Habit reversal therapy, a form of cognitive behavioral therapy, is a tool that psychiatrists use to help people with body-oriented repetitive behaviors. This treatment “raises awareness of the behavior and its consequences, and trains the individual to replace nosebleeds with a ‘competitive response,'” Aboujaoude said. This means doing something less harmful and more socially acceptable with your hands, such as making a fist and holding it or hitting a tension ball.
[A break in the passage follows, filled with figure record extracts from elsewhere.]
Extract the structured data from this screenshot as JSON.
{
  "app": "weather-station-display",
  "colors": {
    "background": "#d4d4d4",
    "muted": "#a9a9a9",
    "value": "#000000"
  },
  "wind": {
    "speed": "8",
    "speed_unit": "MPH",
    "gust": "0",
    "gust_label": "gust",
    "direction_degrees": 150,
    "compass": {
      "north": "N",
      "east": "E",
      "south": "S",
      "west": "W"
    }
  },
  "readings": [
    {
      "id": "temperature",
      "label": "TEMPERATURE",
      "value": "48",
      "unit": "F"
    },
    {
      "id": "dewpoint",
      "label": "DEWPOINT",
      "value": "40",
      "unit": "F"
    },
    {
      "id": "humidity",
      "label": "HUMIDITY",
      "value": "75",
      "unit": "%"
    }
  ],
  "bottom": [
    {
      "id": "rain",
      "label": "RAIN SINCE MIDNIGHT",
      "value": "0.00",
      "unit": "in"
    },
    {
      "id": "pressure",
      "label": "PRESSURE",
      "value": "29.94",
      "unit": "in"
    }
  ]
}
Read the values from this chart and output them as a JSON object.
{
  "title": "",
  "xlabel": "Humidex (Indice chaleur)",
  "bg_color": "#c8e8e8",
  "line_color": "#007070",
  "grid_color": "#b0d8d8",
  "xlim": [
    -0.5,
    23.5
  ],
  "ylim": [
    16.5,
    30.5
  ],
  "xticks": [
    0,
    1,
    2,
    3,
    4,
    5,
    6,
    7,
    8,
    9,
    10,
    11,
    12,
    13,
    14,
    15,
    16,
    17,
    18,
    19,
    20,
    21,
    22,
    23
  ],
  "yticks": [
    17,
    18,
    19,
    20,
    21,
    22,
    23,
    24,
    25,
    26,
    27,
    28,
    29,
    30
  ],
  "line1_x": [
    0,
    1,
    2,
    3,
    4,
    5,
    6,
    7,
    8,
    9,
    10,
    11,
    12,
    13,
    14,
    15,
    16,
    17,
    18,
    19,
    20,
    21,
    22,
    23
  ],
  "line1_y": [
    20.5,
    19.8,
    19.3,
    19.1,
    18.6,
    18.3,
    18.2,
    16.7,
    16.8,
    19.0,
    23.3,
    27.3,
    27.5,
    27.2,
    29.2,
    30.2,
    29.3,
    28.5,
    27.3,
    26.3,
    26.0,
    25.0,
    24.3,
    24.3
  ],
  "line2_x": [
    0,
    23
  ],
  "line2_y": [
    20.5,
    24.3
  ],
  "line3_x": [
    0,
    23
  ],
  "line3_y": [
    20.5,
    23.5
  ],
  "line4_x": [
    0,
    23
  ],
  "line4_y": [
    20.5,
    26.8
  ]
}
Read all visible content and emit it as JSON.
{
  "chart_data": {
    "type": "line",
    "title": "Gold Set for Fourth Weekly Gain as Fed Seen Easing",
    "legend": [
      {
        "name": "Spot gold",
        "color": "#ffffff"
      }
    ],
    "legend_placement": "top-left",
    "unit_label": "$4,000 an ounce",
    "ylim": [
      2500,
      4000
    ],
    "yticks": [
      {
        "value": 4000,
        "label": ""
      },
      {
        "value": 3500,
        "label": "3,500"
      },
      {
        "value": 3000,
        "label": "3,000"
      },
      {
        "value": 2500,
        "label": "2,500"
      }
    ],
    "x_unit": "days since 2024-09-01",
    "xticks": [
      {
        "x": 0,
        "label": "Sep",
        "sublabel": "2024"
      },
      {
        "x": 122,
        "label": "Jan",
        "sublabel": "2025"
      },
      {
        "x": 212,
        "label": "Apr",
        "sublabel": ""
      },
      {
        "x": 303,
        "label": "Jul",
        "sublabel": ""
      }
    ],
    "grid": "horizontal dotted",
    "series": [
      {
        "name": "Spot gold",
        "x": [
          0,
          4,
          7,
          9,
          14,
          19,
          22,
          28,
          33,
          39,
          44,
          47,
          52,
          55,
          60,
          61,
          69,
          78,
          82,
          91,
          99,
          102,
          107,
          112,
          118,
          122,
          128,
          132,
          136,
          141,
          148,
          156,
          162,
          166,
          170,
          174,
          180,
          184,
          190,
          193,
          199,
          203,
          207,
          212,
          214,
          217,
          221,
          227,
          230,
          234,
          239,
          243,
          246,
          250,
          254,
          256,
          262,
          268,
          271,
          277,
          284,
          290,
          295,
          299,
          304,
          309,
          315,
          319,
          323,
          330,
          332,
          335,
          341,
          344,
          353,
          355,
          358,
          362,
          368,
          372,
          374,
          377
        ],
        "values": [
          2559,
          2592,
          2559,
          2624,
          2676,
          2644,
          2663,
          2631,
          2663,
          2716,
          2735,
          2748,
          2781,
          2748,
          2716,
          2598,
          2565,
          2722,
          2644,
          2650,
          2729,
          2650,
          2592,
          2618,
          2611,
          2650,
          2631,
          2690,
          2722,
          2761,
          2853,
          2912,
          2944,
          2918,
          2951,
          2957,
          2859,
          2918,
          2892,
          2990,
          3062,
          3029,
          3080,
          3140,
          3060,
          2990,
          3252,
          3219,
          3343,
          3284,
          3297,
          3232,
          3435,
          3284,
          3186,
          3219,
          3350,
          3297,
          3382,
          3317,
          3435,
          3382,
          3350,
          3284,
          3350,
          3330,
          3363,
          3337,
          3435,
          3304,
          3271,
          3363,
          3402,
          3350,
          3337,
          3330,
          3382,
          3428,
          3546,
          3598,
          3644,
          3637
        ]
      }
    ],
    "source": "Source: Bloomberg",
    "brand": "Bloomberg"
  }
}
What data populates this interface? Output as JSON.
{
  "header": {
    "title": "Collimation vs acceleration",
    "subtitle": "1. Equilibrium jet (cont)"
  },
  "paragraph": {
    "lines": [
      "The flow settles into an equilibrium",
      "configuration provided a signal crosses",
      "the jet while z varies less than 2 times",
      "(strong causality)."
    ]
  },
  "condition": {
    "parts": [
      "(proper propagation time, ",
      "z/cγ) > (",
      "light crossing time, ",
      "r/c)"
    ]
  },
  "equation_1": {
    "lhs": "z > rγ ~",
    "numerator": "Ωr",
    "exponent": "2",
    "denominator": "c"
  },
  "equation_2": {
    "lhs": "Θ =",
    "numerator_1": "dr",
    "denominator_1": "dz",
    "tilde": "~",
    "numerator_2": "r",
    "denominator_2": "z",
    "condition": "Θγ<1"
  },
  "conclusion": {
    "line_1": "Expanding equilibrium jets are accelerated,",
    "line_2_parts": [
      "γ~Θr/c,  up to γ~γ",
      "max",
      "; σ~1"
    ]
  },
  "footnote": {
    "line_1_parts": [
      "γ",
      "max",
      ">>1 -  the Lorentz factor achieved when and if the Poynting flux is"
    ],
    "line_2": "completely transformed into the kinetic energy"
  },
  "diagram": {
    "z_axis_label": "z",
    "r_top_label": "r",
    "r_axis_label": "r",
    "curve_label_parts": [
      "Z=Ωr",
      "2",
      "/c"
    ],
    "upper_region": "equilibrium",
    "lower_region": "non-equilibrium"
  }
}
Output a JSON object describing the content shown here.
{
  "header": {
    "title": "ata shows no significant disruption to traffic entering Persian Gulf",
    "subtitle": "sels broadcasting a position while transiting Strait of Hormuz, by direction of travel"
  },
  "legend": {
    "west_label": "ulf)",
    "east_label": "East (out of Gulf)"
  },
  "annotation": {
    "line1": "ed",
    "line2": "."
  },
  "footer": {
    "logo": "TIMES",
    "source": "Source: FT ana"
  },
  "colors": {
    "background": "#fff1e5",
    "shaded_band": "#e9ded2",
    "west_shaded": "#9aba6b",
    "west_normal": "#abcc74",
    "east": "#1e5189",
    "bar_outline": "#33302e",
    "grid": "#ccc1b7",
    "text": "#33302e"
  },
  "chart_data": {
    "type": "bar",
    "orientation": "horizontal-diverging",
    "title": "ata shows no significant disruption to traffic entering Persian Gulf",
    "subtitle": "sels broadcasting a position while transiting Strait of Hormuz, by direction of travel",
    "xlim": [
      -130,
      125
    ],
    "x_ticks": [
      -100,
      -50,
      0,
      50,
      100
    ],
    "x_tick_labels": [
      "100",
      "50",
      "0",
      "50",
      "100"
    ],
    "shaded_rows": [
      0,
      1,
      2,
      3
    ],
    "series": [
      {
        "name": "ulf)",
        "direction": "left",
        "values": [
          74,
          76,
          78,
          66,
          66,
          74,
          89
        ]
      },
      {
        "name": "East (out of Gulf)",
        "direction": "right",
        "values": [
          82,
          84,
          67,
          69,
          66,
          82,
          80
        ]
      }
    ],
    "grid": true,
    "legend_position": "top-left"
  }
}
This is where wearing mask can be especially helpful. In addition to the effectiveness of masks in reducing the transmission of airborne particles that can contain coronavirus, it can also help reduce nose plucking by physically blocking the normal or unconscious finger-to-nose action.

“If they’re eager to stop sniffing, boy, what a wonderful opportunity to seize this moment in human history where everyone is supposed to cover their face,” Pottinger said.

Best practices for nose health

If you notice that your nose is not such a habit, it is only a reaction to an uncomfortable or stuffy nose, you should have it examined by your doctor or at a local clinic. Your problem may have less to do with the nasal congestion and more to do with another problem that needs to be addressed.

“You may have an abnormal septum, you may have nasal inflammation, you may be prone to seasonal or chronic allergies, where your nasal membranes are constantly swollen,” Buckley said.

The best way to get rid of bows is to blow your nose into a tissue and then wash your hands, instead of plucking out the crusts.

Neti pots or salt sprays are another option. ‘Remember, the bow is just a dried out piece of mucus. “If you hydrate the mucus again, you have to be able to blow it out or let it come out on its own,” Pottinger said.

However, he said that everyone should get their own bottle – no part, not even with intimate partners. It should be kept clean and the tip should be wiped regularly so that germs are not transmitted from use to use in the nose. And if you use a neti pot, Pottinger said, use sterilized water. Humidifiers to keep indoor air hydrated can also help reduce crusting.

Prevent Covid – and odor loss

Taking care of your nasal health, which definitely includes not picking your nose, reduces the risk of catching your coronavirus – and passing it on.

In collaboration with patients who contracted it, Pottinger said a sometimes long-lasting side effect of the viral infection is anosmia, or losing the sense of smell, which also affects the taste problem.

For patients experiencing this condition, “they are very, very depressed, discouraged and discouraged because they can no longer taste their food. Now I am hopeful that some of the people will get their sense of smell back, some do. For some, it is a long recovery, ‘he said in an email. “If you want to eat food and taste good things, make sure you do not catch COVID-19.”